Effort to Overhaul Lobbying Gets a Chilly Reception
House Republican leaders vowed Wednesday to push ahead with an overhaul of the chamber’s lobbying rules despite objections from GOP colleagues to a temporary ban on privately funded travel and other proposed changes.
“We need to bring about bold, strong reform,” said House Rules Committee Chairman David Dreier (R-San Dimas), who put together a package of regulations to make it tougher for lobbyists to exert undue influence over lawmakers.
But resistance from many House Republicans -- coupled with the decision by Senate GOP leaders last week to indefinitely shelve the Senate bill tightening lobbying law -- has government watchdog groups questioning whether Congress will significantly alter its lobbying rules.
“Members of Congress have made this drastic step back from where they were three months ago, when Jack Abramoff was indicted and people were vowing serious reform,” said Mary Boyle, spokeswoman for the citizens’ lobbying group Common Cause.
Abramoff, a Republican lobbyist, pleaded guilty in early January to federal charges of fraud and conspiracy to bribe members of Congress. He is cooperating with federal prosecutors in a larger probe of Capitol Hill corruption.
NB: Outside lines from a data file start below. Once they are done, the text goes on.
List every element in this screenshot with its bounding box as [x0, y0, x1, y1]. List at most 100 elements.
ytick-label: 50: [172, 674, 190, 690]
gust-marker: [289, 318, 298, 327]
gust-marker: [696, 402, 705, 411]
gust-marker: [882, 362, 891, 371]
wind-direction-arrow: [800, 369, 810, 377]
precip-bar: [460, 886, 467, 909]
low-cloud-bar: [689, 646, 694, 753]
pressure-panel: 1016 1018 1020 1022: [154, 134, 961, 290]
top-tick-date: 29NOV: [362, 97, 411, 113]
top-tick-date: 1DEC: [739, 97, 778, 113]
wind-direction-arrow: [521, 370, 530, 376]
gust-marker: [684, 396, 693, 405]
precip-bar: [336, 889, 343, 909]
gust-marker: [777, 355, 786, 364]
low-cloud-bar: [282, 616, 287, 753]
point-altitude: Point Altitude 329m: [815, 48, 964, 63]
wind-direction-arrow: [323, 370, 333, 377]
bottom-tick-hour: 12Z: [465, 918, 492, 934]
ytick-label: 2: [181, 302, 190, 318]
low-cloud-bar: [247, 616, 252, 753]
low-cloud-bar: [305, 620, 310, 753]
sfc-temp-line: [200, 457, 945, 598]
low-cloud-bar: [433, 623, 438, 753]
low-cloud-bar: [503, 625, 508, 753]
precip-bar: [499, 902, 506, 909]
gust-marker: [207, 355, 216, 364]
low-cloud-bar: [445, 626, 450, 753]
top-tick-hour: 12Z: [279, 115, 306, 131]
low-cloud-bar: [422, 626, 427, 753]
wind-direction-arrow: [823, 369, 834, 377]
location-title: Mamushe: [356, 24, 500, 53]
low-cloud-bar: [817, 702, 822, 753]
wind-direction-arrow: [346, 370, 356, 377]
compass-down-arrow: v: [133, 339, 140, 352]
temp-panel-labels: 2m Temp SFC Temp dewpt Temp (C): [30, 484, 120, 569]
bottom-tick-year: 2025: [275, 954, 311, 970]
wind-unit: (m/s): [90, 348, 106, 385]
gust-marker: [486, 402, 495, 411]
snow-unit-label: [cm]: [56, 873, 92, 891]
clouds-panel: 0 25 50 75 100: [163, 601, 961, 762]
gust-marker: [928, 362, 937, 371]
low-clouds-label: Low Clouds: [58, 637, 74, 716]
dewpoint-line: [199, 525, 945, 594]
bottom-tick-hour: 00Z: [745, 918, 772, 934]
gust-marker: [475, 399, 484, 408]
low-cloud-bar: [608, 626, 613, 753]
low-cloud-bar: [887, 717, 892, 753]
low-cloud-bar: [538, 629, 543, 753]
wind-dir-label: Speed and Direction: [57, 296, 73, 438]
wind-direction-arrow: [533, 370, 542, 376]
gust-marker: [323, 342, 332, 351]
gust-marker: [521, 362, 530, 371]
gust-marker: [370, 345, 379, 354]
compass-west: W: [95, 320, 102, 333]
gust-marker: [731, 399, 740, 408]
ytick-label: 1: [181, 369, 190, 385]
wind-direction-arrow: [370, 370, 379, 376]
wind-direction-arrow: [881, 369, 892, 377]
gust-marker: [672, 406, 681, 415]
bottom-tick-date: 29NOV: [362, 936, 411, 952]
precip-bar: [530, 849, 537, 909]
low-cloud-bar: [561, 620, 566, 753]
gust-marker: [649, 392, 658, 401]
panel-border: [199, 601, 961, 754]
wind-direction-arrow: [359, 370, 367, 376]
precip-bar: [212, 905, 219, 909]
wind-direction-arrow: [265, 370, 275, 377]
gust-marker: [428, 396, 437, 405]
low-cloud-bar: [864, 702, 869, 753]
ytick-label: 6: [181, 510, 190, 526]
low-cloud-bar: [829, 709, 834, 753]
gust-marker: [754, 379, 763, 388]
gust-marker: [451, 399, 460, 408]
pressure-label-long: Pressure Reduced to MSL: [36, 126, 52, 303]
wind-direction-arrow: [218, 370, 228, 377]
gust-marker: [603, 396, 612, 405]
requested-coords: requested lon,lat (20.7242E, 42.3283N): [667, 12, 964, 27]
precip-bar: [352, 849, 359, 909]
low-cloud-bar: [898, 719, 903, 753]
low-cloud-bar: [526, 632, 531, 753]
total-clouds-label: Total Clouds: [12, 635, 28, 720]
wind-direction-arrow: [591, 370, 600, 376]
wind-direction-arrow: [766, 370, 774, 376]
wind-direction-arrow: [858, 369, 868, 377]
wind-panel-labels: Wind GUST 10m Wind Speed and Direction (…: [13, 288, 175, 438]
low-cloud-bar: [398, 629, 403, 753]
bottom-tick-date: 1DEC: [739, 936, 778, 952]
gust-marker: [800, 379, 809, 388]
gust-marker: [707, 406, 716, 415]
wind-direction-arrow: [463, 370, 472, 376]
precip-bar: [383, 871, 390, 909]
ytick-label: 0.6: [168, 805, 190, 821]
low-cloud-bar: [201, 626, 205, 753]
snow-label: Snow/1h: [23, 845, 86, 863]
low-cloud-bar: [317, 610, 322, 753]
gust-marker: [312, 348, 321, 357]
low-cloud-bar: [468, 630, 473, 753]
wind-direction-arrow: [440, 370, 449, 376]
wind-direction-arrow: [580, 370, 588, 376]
Abramoff’s guilty plea inspired a push for sweeping rule changes, including a ban on congressional travel paid for by interest groups. But as lawmakers have focused on such proposals, their enthusiasm for them has cooled -- as illustrated by the opposition among the House Republican members to prohibiting privately funded trips through the end of the year.
GOP House leaders want to impose the travel moratorium to give the chamber’s Ethics Committee time to formulate a preapproval system for privately funded trips by lawmakers and their staff members.
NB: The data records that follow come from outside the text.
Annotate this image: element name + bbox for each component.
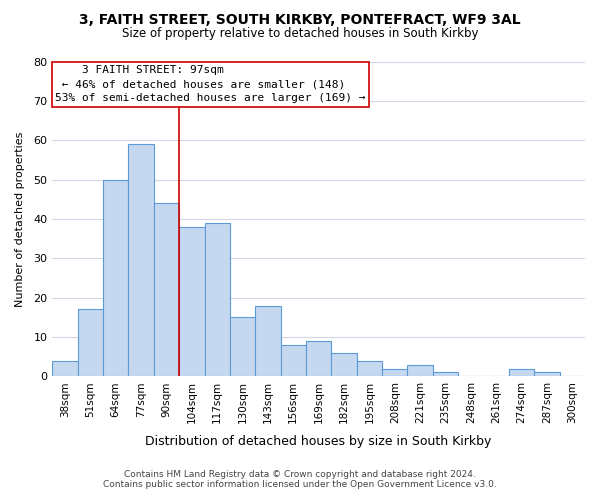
Bar [77,310,103,376]
Bar [509,368,534,376]
Bar [255,306,281,376]
Bar [306,341,331,376]
Text: Contains HM Land Registry data © Crown copyright and database right 2024.
Contai: Contains HM Land Registry data © Crown c… [103,470,497,489]
Y-axis label: Number of detached properties: Number of detached properties [15,132,25,306]
Bar [331,353,357,376]
Bar [103,180,128,376]
Bar [357,360,382,376]
Bar [154,203,179,376]
Bar [382,368,407,376]
Bar [407,364,433,376]
Text: 3, FAITH STREET, SOUTH KIRKBY, PONTEFRACT, WF9 3AL: 3, FAITH STREET, SOUTH KIRKBY, PONTEFRAC… [79,12,521,26]
X-axis label: Distribution of detached houses by size in South Kirkby: Distribution of detached houses by size … [145,434,492,448]
Bar [534,372,560,376]
Bar [205,223,230,376]
Bar [230,318,255,376]
Text: 3 FAITH STREET: 97sqm
 ← 46% of detached houses are smaller (148)
53% of semi-de: 3 FAITH STREET: 97sqm ← 46% of detached … [55,66,365,104]
Bar [281,345,306,376]
Text: Size of property relative to detached houses in South Kirkby: Size of property relative to detached ho… [122,28,478,40]
Bar [52,360,77,376]
Bar [179,227,205,376]
Bar [433,372,458,376]
Bar [128,144,154,376]
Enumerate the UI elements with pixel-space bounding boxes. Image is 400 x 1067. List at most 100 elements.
But rank-and-file Republicans expressed concerns that the moratorium would bar them from accepting invitations to speak at graduation ceremonies. And some complained that a preapproval system would give the leadership too much power.
Another criticized measure would require lawmakers to disclose “earmarks” -- federal funds steered to special projects, sometimes at lobbyists’ behest.
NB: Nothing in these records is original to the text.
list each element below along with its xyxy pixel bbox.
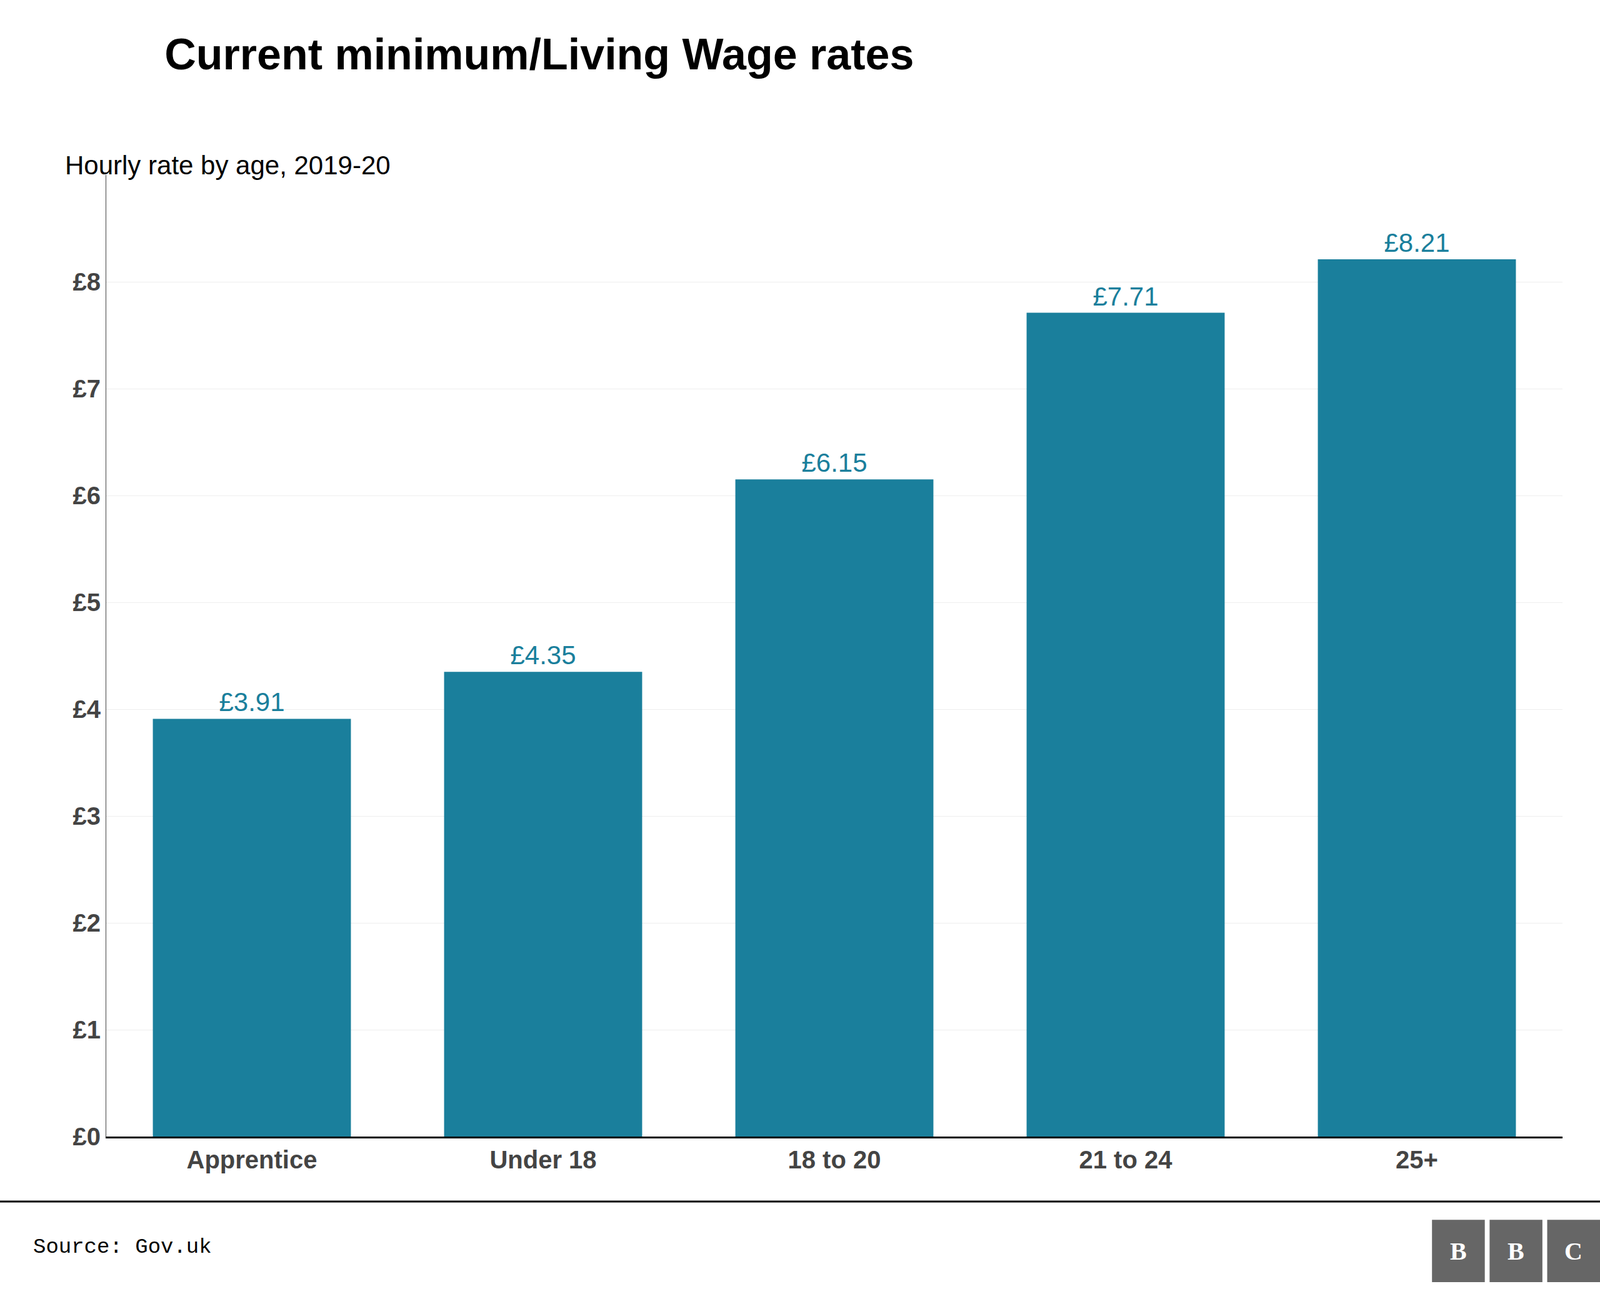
- svg-text:£4: £4: [73, 695, 102, 724]
- svg-text:B: B: [1507, 1237, 1525, 1266]
- svg-text:B: B: [1450, 1237, 1467, 1266]
- svg-text:Source: Gov.uk: Source: Gov.uk: [33, 1235, 212, 1260]
- svg-text:C: C: [1564, 1237, 1583, 1266]
- svg-text:£0: £0: [73, 1123, 102, 1151]
- svg-text:£2: £2: [73, 909, 102, 937]
- svg-text:£3: £3: [73, 802, 102, 830]
- svg-text:Under 18: Under 18: [489, 1146, 597, 1174]
- svg-text:£7.71: £7.71: [1092, 281, 1159, 312]
- svg-text:£6: £6: [73, 481, 102, 510]
- svg-text:18 to 20: 18 to 20: [788, 1146, 882, 1174]
- svg-text:£6.15: £6.15: [801, 448, 867, 478]
- svg-text:Current minimum/Living Wage ra: Current minimum/Living Wage rates: [164, 30, 914, 79]
- svg-text:£3.91: £3.91: [218, 687, 285, 717]
- svg-text:£1: £1: [73, 1016, 102, 1044]
- svg-text:£8: £8: [73, 268, 102, 296]
- svg-text:£8.21: £8.21: [1383, 228, 1450, 258]
- svg-text:21 to 24: 21 to 24: [1079, 1146, 1174, 1174]
- svg-text:£7: £7: [73, 375, 102, 403]
- svg-text:£5: £5: [73, 588, 102, 617]
- svg-text:25+: 25+: [1395, 1146, 1439, 1174]
- svg-text:£4.35: £4.35: [510, 640, 576, 670]
- svg-text:Hourly rate by age, 2019-20: Hourly rate by age, 2019-20: [65, 150, 391, 180]
- svg-text:Apprentice: Apprentice: [186, 1146, 318, 1174]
House Majority Leader John A. Boehner (R-Ohio) has said such a requirement would reduce the number of earmarks members sought. But many lawmakers defend such funding as an important service to constituents.
The chairman of the House Appropriations Committee, Jerry Lewis (R-Redlands), has led the fight against efforts to hamstring the earmark process.
Such criticism “reflects the sense of a lot of members that earmarks do a lot of good in their districts,” Appropriations Committee spokesman John Scofield said. He added that lawmakers “want to ... do some reforms, but there are a variety of ideas out there and there doesn’t seem to be any consensus.”
Dreier’s package of proposals, which he fashioned at the request of House Speaker J. Dennis Hastert (R-Ill.), also calls for doubling to four times a year the frequency of public reports lobbyists must file on their gifts and donations to lawmakers. Another provision would limit the contributions individuals can make to political organizations known as 527s, named for the section of the tax code that governs them; currently, these groups can accept unlimited donations.
GOP House leaders began working on the legislation in January, shortly after Abramoff’s guilty pleas. Yet they encountered strong criticism when they unveiled it to colleagues behind closed doors Wednesday.
“There is a lot more work to do with members,” Rep. Ray LaHood (R-Ill.) told reporters after the session. He described the meeting as “muddled and confused.”
One Republican leadership aide acknowledged the unhappiness among rank-and-file members, but said the leaders were determined to press on.
“Anytime you’re going to have a bill that’s going to affect members in even the tiniest ways, you are going to have people who are unhappy,” said the aide, speaking on condition of anonymity when discussing the attitudes of lawmakers.
Rep. Dan Lungren (R-Gold River) said the leadership warned members that if they did not accept the package, Democrats would propose tougher measures and Republicans would have to accept them or appear to oppose reform.